L’Espagne approuve un projet durcissant les règles sur le tabac, le vapotage et les espaces publics
Le Conseil des ministres espagnol a approuvé un projet étendant les restrictions sur le tabac aux cigarettes électroniques, au tabac chauffé et aux sachets de nicotine. Le texte interdit aussi de fumer et de vapoter sur les terrasses et dans de nombreux espaces publics extérieurs, mais doit encore être adopté par le Parlement.
L’Espagne veut élargir le contrôle du tabac
Le Conseil des ministres espagnol a approuvé un projet de réforme de la loi antitabac. Economist & Jurist le présente comme la plus importante mise à jour du cadre national depuis la loi de 2010. Le texte vise à encadrer les nouvelles formes de consommation de nicotine, à mieux protéger les enfants et à étendre les espaces sans fumée au-delà des lieux fermés.
Les mesures ne sont pas encore en vigueur. Le projet doit être examiné par le Congrès des députés et le Sénat, qui pourront en modifier le contenu par amendement. Les restrictions ne deviendront obligatoires qu’après l’adoption définitive et la publication au Bulletin officiel de l’État espagnol, le BOE.
Les terrasses et espaces publics extérieurs concernés
L’une des dispositions les plus importantes pour les entreprises est l’interdiction de fumer et de vapoter sur les terrasses des établissements de restauration. Restaurants, bars et cafés devront maintenir leurs places extérieures exemptes de fumée de tabac et d’aérosols de cigarettes électroniques. La mesure vise à réduire l’exposition passive des clients et des salariés, notamment des enfants et des autres personnes vulnérables.

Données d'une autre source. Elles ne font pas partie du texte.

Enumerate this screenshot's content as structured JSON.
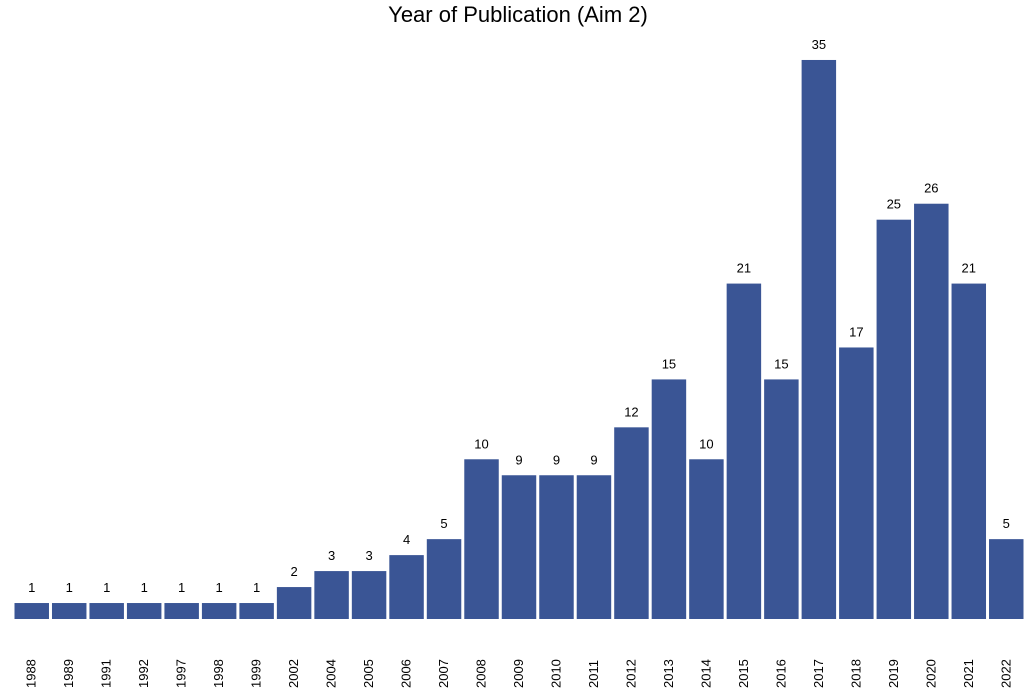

L’interdiction couvrira aussi les plages maritimes et fluviales, les piscines publiques, les campus universitaires, les installations sportives, les sites culturels en plein air, les abribus et d’autres espaces partagés. Il sera également interdit de fumer ou de vapoter dans un périmètre d’environ 15 mètres autour des entrées d’écoles, d’hôpitaux, de centres de santé, d’installations sportives, de bâtiments administratifs et d’autres locaux publics. Certaines communautés autonomes avaient déjà lancé des programmes volontaires similaires, mais le projet entend instaurer une règle nationale commune. Il vise aussi à réduire la pollution liée aux mégots sur les plages et dans les espaces naturels.
Les nouveaux produits nicotinés intégrés au même cadre
La réforme appliquerait l’essentiel des restrictions imposées au tabac classique aux cigarettes électroniques, aux dispositifs de tabac chauffé, aux sachets de nicotine et aux autres produits émergents. Elle réduirait ainsi les écarts réglementaires entre les cigarettes et les nouvelles catégories nicotinées concernant la consommation, la promotion et les lieux autorisés. Les fabricants, distributeurs et détaillants agréés seraient soumis à une surveillance accrue sur une gamme de produits plus large.
Les règles relatives à la publicité, au parrainage et à la promotion seraient également renforcées, y compris pour les opérations menées sur les réseaux sociaux, les plateformes numériques ou avec des créateurs de contenu. Le projet durcit les conditions de commercialisation du tabac et des dispositifs associés, limite certaines pratiques promotionnelles et renforce le contrôle des points de vente agréés. Il cherche aussi à lutter contre les ventes irrégulières et à améliorer la surveillance des nouveaux produits nicotinés.
La consommation des mineurs deviendrait une infraction
Pour la première fois, la loi interdirait non seulement la vente ou la fourniture de produits du tabac et du vapotage aux moins de 18 ans, mais aussi leur consommation. Selon Economist & Jurist, la responsabilité d’une infraction commise par un mineur pourrait incomber à ses parents ou représentants légaux. Les amendes pour les infractions légères pourraient atteindre 600 €, même si la mesure est présentée comme préventive et éducative.
Les obligations définitives des fabricants de tabac, fournisseurs de produits nicotinés alternatifs, détaillants et entreprises de restauration dépendront du texte adopté par le Parlement. L’orientation est néanmoins claire : l’Espagne veut rapprocher les règles applicables aux cigarettes et aux nouveaux produits nicotinés, réduire les lieux où ils peuvent être consommés et limiter leurs canaux de promotion numérique.